ミスラは、ソフトバンクのビジョンファンド1の1000億ドルの資金調達を支援し、80社以上の企業に投資した。ソフトバンク創業者の孫正義氏は以前、第2のビジョンファンドのために1080億ドルの資金調達を計画していると述べていた。

しかし、ミスラは、WeWorkやOyo Hotelsを含むいくつかのビジョンファンド1への投資が投資家にリターンをもたらすことができない状況にあるため、ファンド2の資金調達に苦労している。パンデミックはまた、ソフトバンクの戦略のシフトを加速させ、新興企業への熱狂的な投資から離れ、NvidiaへのArmの売却やT-Mobileの株式210億ドルの売却など、キャッシュを増強するために資産を売却する方向へとシフトさせている。

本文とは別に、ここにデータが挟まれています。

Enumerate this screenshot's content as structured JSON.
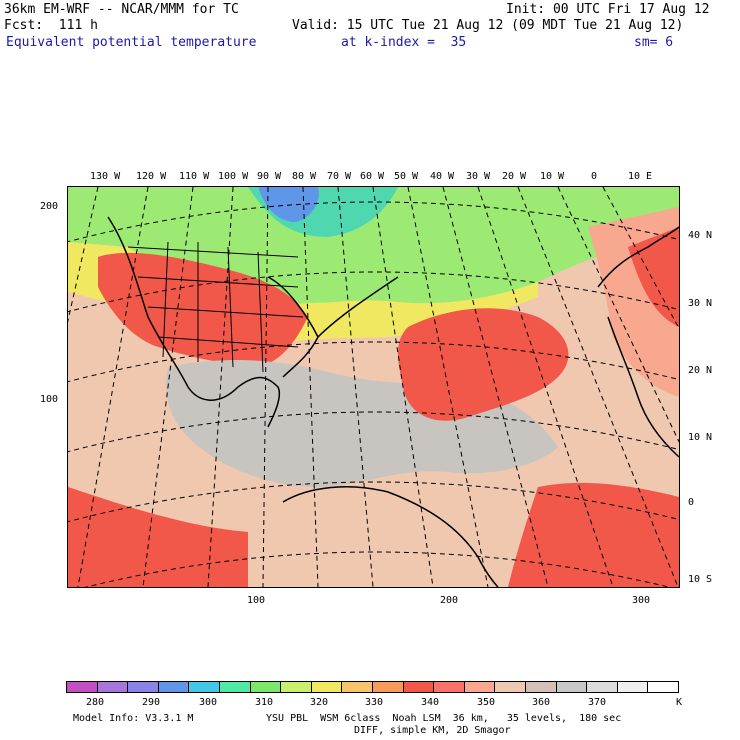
{
  "header": {
    "model": "36km EM-WRF -- NCAR/MMM for TC",
    "init": "Init: 00 UTC Fri 17 Aug 12",
    "fcst": "Fcst:  111 h",
    "valid": "Valid: 15 UTC Tue 21 Aug 12 (09 MDT Tue 21 Aug 12)",
    "field": "Equivalent potential temperature",
    "level": "at k-index =  35",
    "sm": "sm= 6"
  },
  "map": {
    "top_lon_labels": [
      "130 W",
      "120 W",
      "110 W",
      "100 W",
      "90 W",
      "80 W",
      "70 W",
      "60 W",
      "50 W",
      "40 W",
      "30 W",
      "20 W",
      "10 W",
      "0",
      "10 E"
    ],
    "right_lat_labels": [
      "40 N",
      "30 N",
      "20 N",
      "10 N",
      "0",
      "10 S"
    ],
    "left_grid_labels": [
      "200",
      "100"
    ],
    "bottom_grid_labels": [
      "100",
      "200",
      "300"
    ]
  },
  "colorbar": {
    "colors": [
      "#c34fc3",
      "#a676d9",
      "#8a84e8",
      "#5f96e8",
      "#45c8e8",
      "#4fe8a4",
      "#7ce86a",
      "#c8f06a",
      "#f0e860",
      "#f7c46a",
      "#f79a5a",
      "#f2584a",
      "#f8726a",
      "#f7a88e",
      "#efc8b2",
      "#d4c0b6",
      "#c8c8c8",
      "#dcdcdc",
      "#f0f0f0",
      "#ffffff"
    ],
    "labels": [
      "280",
      "290",
      "300",
      "310",
      "320",
      "330",
      "340",
      "350",
      "360",
      "370"
    ],
    "unit": "K"
  },
  "footer": {
    "info": "Model Info: V3.3.1 M",
    "physics": "YSU PBL  WSM 6class  Noah LSM  36 km,   35 levels,  180 sec",
    "diff": "DIFF, simple KM, 2D Smagor"
  }
}
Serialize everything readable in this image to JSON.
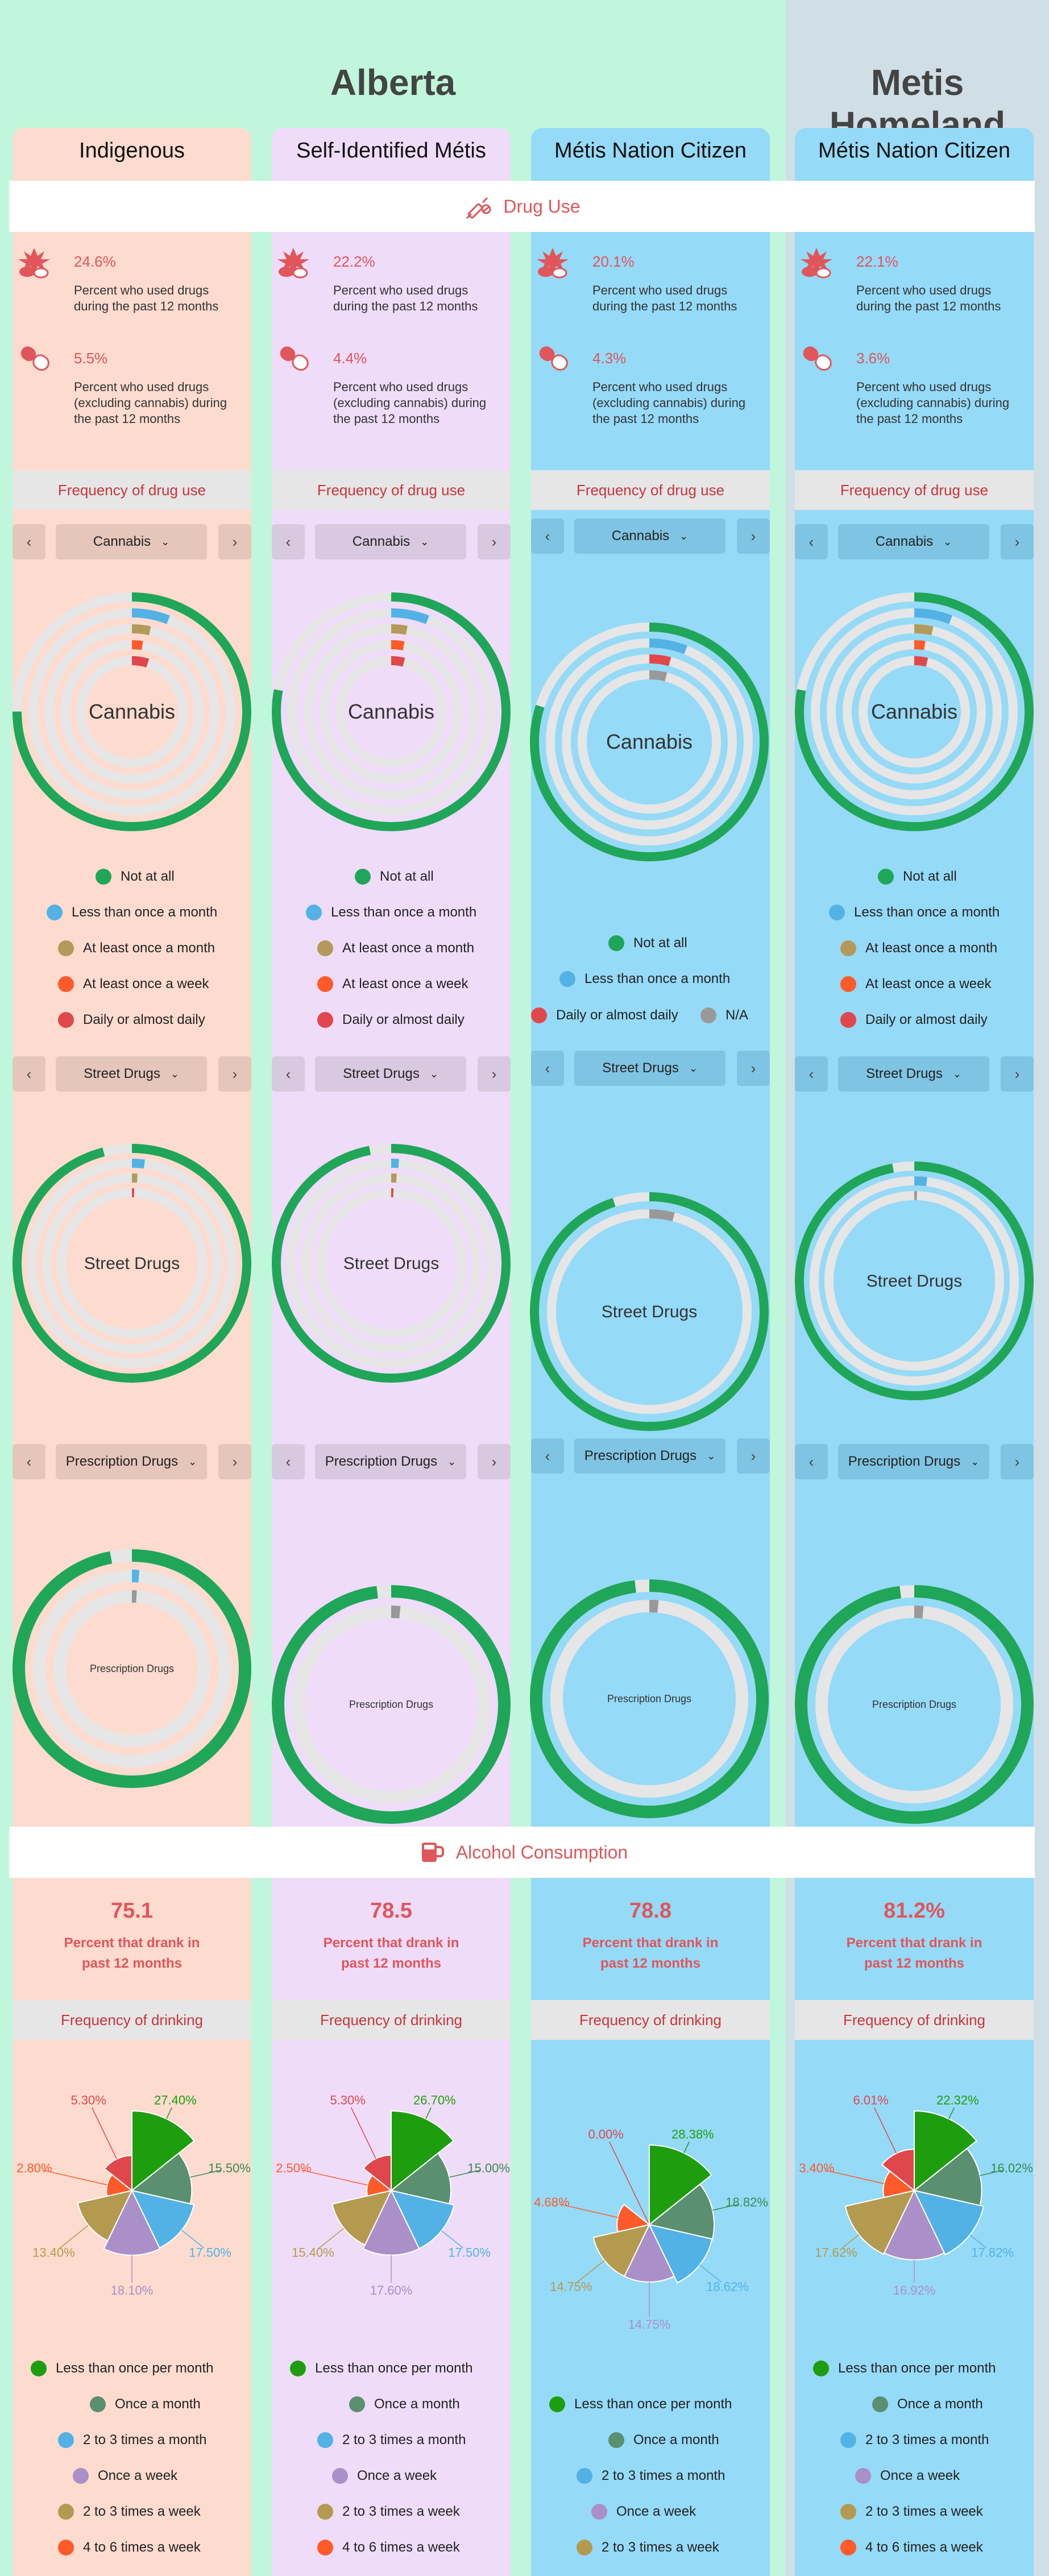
{
  "regions": [
    {
      "name": "Alberta"
    },
    {
      "name": "Metis Homeland"
    }
  ],
  "columns": [
    {
      "key": "indigenous",
      "header": "Indigenous",
      "bg": "#fddbcf",
      "ctrl": "#e6c6ba",
      "center_fill": "#fddbcf",
      "drug_stat1_pct": "24.6%",
      "drug_stat1_desc": "Percent who used drugs during the past 12 months",
      "drug_stat2_pct": "5.5%",
      "drug_stat2_desc": "Percent who used drugs (excluding cannabis) during the past 12 months",
      "freq_label": "Frequency of drug use",
      "nav_cannabis": "Cannabis",
      "nav_street": "Street Drugs",
      "nav_prescription": "Prescription Drugs",
      "alcohol_pct": "75.1",
      "alcohol_desc_l1": "Percent that drank in",
      "alcohol_desc_l2": "past 12 months",
      "drink_label": "Frequency of drinking"
    },
    {
      "key": "self_identified_metis",
      "header": "Self-Identified Métis",
      "bg": "#efdcf8",
      "ctrl": "#d8c8e0",
      "center_fill": "#efdcf8",
      "drug_stat1_pct": "22.2%",
      "drug_stat1_desc": "Percent who used drugs during the past 12 months",
      "drug_stat2_pct": "4.4%",
      "drug_stat2_desc": "Percent who used drugs (excluding cannabis) during the past 12 months",
      "freq_label": "Frequency of drug use",
      "nav_cannabis": "Cannabis",
      "nav_street": "Street Drugs",
      "nav_prescription": "Prescription Drugs",
      "alcohol_pct": "78.5",
      "alcohol_desc_l1": "Percent that drank in",
      "alcohol_desc_l2": "past 12 months",
      "drink_label": "Frequency of drinking"
    },
    {
      "key": "metis_nation_citizen_ab",
      "header": "Métis Nation Citizen",
      "bg": "#95daf7",
      "ctrl": "#7fc4e2",
      "center_fill": "#95daf7",
      "drug_stat1_pct": "20.1%",
      "drug_stat1_desc": "Percent who used drugs during the past 12 months",
      "drug_stat2_pct": "4.3%",
      "drug_stat2_desc": "Percent who used drugs (excluding cannabis) during the past 12 months",
      "freq_label": "Frequency of drug use",
      "nav_cannabis": "Cannabis",
      "nav_street": "Street Drugs",
      "nav_prescription": "Prescription Drugs",
      "alcohol_pct": "78.8",
      "alcohol_desc_l1": "Percent that drank in",
      "alcohol_desc_l2": "past 12 months",
      "drink_label": "Frequency of drinking"
    },
    {
      "key": "metis_nation_citizen_homeland",
      "header": "Métis Nation Citizen",
      "bg": "#95daf7",
      "ctrl": "#7fc4e2",
      "center_fill": "#95daf7",
      "drug_stat1_pct": "22.1%",
      "drug_stat1_desc": "Percent who used drugs during the past 12 months",
      "drug_stat2_pct": "3.6%",
      "drug_stat2_desc": "Percent who used drugs (excluding cannabis) during the past 12 months",
      "freq_label": "Frequency of drug use",
      "nav_cannabis": "Cannabis",
      "nav_street": "Street Drugs",
      "nav_prescription": "Prescription Drugs",
      "alcohol_pct": "81.2%",
      "alcohol_desc_l1": "Percent that drank in",
      "alcohol_desc_l2": "past 12 months",
      "drink_label": "Frequency of drinking"
    }
  ],
  "sections": {
    "drug_use": "Drug Use",
    "alcohol": "Alcohol Consumption"
  },
  "drug_legend": {
    "not_at_all": "Not at all",
    "less_than_monthly": "Less than once a month",
    "monthly": "At least once a month",
    "weekly": "At least once a week",
    "daily": "Daily or almost daily",
    "na": "N/A"
  },
  "drink_legend": {
    "less_than_monthly": "Less than once per month",
    "once_month": "Once a month",
    "two_three_month": "2 to 3 times a month",
    "once_week": "Once a week",
    "two_three_week": "2 to 3 times a week",
    "four_six_week": "4 to 6 times a week"
  },
  "colors": {
    "not_at_all": "#1fa659",
    "less_than_monthly": "#52b2e6",
    "monthly": "#b49a5a",
    "weekly": "#ff5a2a",
    "daily": "#e0474c",
    "na": "#999999",
    "track": "#e6e6e6",
    "drink_less_than_monthly": "#1e9e0e",
    "drink_once_month": "#5a8f6f",
    "drink_two_three_month": "#52b2e6",
    "drink_once_week": "#ab8fc8",
    "drink_two_three_week": "#b49a4e",
    "drink_four_six_week": "#ff5a2a",
    "drink_daily": "#e0474c"
  },
  "chart_data": [
    {
      "type": "pie",
      "title": "Frequency of drinking",
      "column": "Indigenous",
      "categories": [
        "Less than once per month",
        "Once a month",
        "2 to 3 times a month",
        "Once a week",
        "2 to 3 times a week",
        "4 to 6 times a week",
        "Daily or almost daily"
      ],
      "values": [
        27.4,
        15.5,
        17.5,
        18.1,
        13.4,
        2.8,
        5.3
      ]
    },
    {
      "type": "pie",
      "title": "Frequency of drinking",
      "column": "Self-Identified Métis",
      "categories": [
        "Less than once per month",
        "Once a month",
        "2 to 3 times a month",
        "Once a week",
        "2 to 3 times a week",
        "4 to 6 times a week",
        "Daily or almost daily"
      ],
      "values": [
        26.7,
        15.0,
        17.5,
        17.6,
        15.4,
        2.5,
        5.3
      ]
    },
    {
      "type": "pie",
      "title": "Frequency of drinking",
      "column": "Métis Nation Citizen (Alberta)",
      "categories": [
        "Less than once per month",
        "Once a month",
        "2 to 3 times a month",
        "Once a week",
        "2 to 3 times a week",
        "4 to 6 times a week",
        "Daily or almost daily"
      ],
      "values": [
        28.38,
        18.82,
        18.62,
        14.75,
        14.75,
        4.68,
        0.0
      ]
    },
    {
      "type": "pie",
      "title": "Frequency of drinking",
      "column": "Métis Nation Citizen (Metis Homeland)",
      "categories": [
        "Less than once per month",
        "Once a month",
        "2 to 3 times a month",
        "Once a week",
        "2 to 3 times a week",
        "4 to 6 times a week",
        "Daily or almost daily"
      ],
      "values": [
        22.32,
        16.02,
        17.82,
        16.92,
        17.62,
        3.4,
        6.01
      ]
    }
  ]
}
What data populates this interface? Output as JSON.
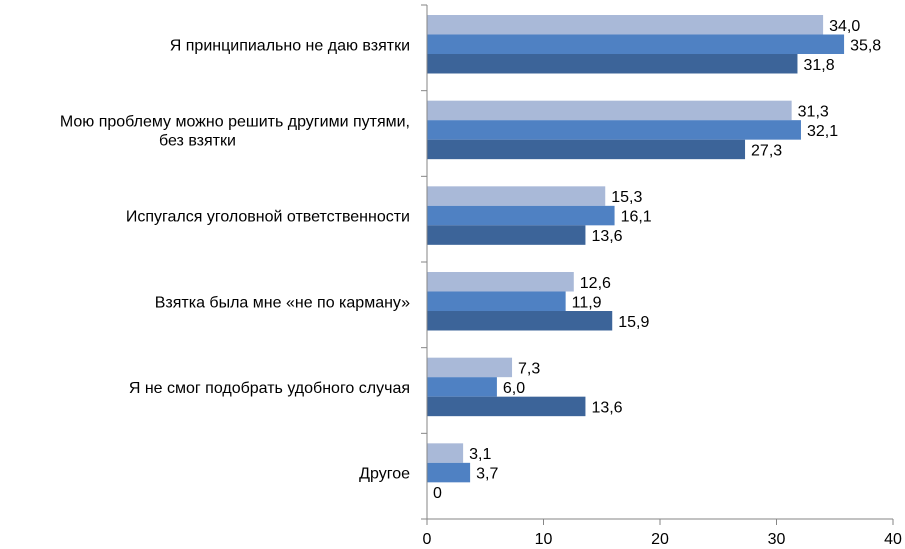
{
  "chart_data": {
    "type": "bar",
    "orientation": "horizontal",
    "title": "",
    "xlabel": "",
    "ylabel": "",
    "xlim": [
      0,
      40
    ],
    "x_ticks": [
      "0",
      "10",
      "20",
      "30",
      "40"
    ],
    "grid": false,
    "legend": "none",
    "categories": [
      [
        "Я принципиально не даю взятки"
      ],
      [
        "Мою проблему можно решить другими путями,",
        "без взятки"
      ],
      [
        "Испугался уголовной ответственности"
      ],
      [
        "Взятка была мне «не по карману»"
      ],
      [
        "Я не смог подобрать удобного случая"
      ],
      [
        "Другое"
      ]
    ],
    "series": [
      {
        "color": "#a9b9d8",
        "values": [
          34.0,
          31.3,
          15.3,
          12.6,
          7.3,
          3.1
        ],
        "labels": [
          "34,0",
          "31,3",
          "15,3",
          "12,6",
          "7,3",
          "3,1"
        ]
      },
      {
        "color": "#4f81c3",
        "values": [
          35.8,
          32.1,
          16.1,
          11.9,
          6.0,
          3.7
        ],
        "labels": [
          "35,8",
          "32,1",
          "16,1",
          "11,9",
          "6,0",
          "3,7"
        ]
      },
      {
        "color": "#3c6499",
        "values": [
          31.8,
          27.3,
          13.6,
          15.9,
          13.6,
          0
        ],
        "labels": [
          "31,8",
          "27,3",
          "13,6",
          "15,9",
          "13,6",
          "0"
        ]
      }
    ]
  }
}
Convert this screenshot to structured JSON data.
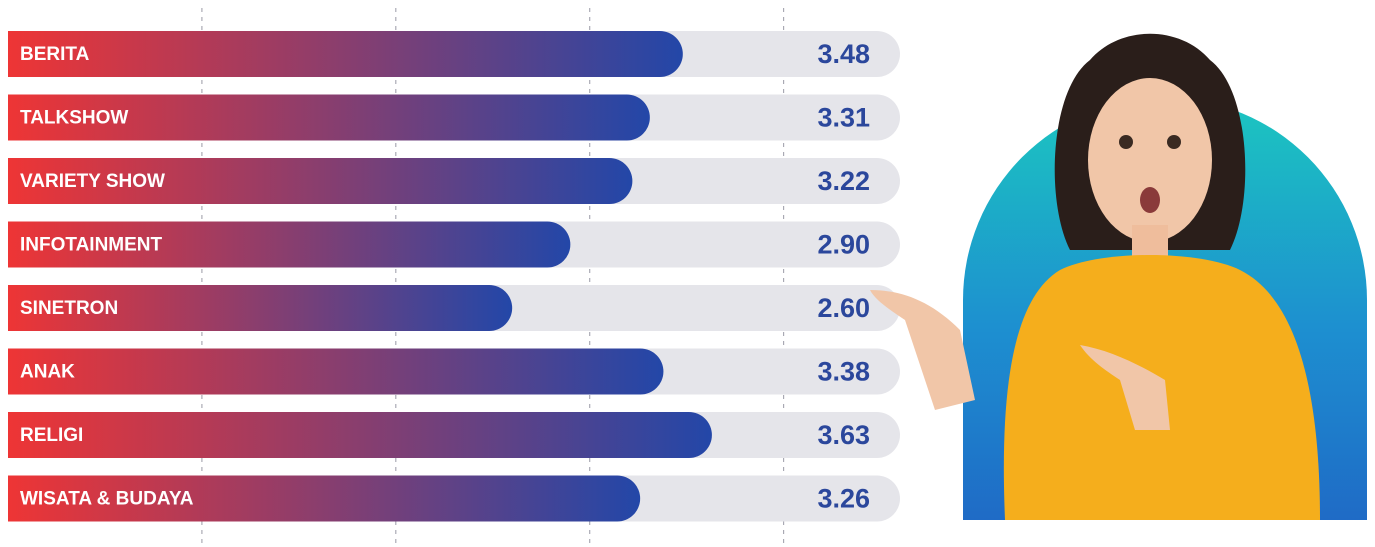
{
  "chart_data": {
    "type": "bar",
    "orientation": "horizontal",
    "categories": [
      "BERITA",
      "TALKSHOW",
      "VARIETY SHOW",
      "INFOTAINMENT",
      "SINETRON",
      "ANAK",
      "RELIGI",
      "WISATA & BUDAYA"
    ],
    "values": [
      3.48,
      3.31,
      3.22,
      2.9,
      2.6,
      3.38,
      3.63,
      3.26
    ],
    "value_labels": [
      "3.48",
      "3.31",
      "3.22",
      "2.90",
      "2.60",
      "3.38",
      "3.63",
      "3.26"
    ],
    "colors": [
      "#ee3535",
      "#2347a8"
    ],
    "track_color": "#e5e5ea",
    "label_color": "#2b479c",
    "xlim": [
      0,
      4.6
    ],
    "xticks": [
      1,
      2,
      3,
      4
    ],
    "grid": true
  }
}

ビジョン・ファンド1は昨年、180億ドルの損失を計上した。SlackとUberがパンデミック関連の安値から回復した後、最後の四半期に28億ドルの投資利益を記録した。

SPACは、ビジョン・ファンドが適切なターゲットを選択して買収すれば、ミスラに機関投資家が運用する公的資金へのアクセスを与えることになる。ビジョンファンドはこれまでのところ、リミテッド・パートナー(LP)と企業からの資金調達のみを行っている。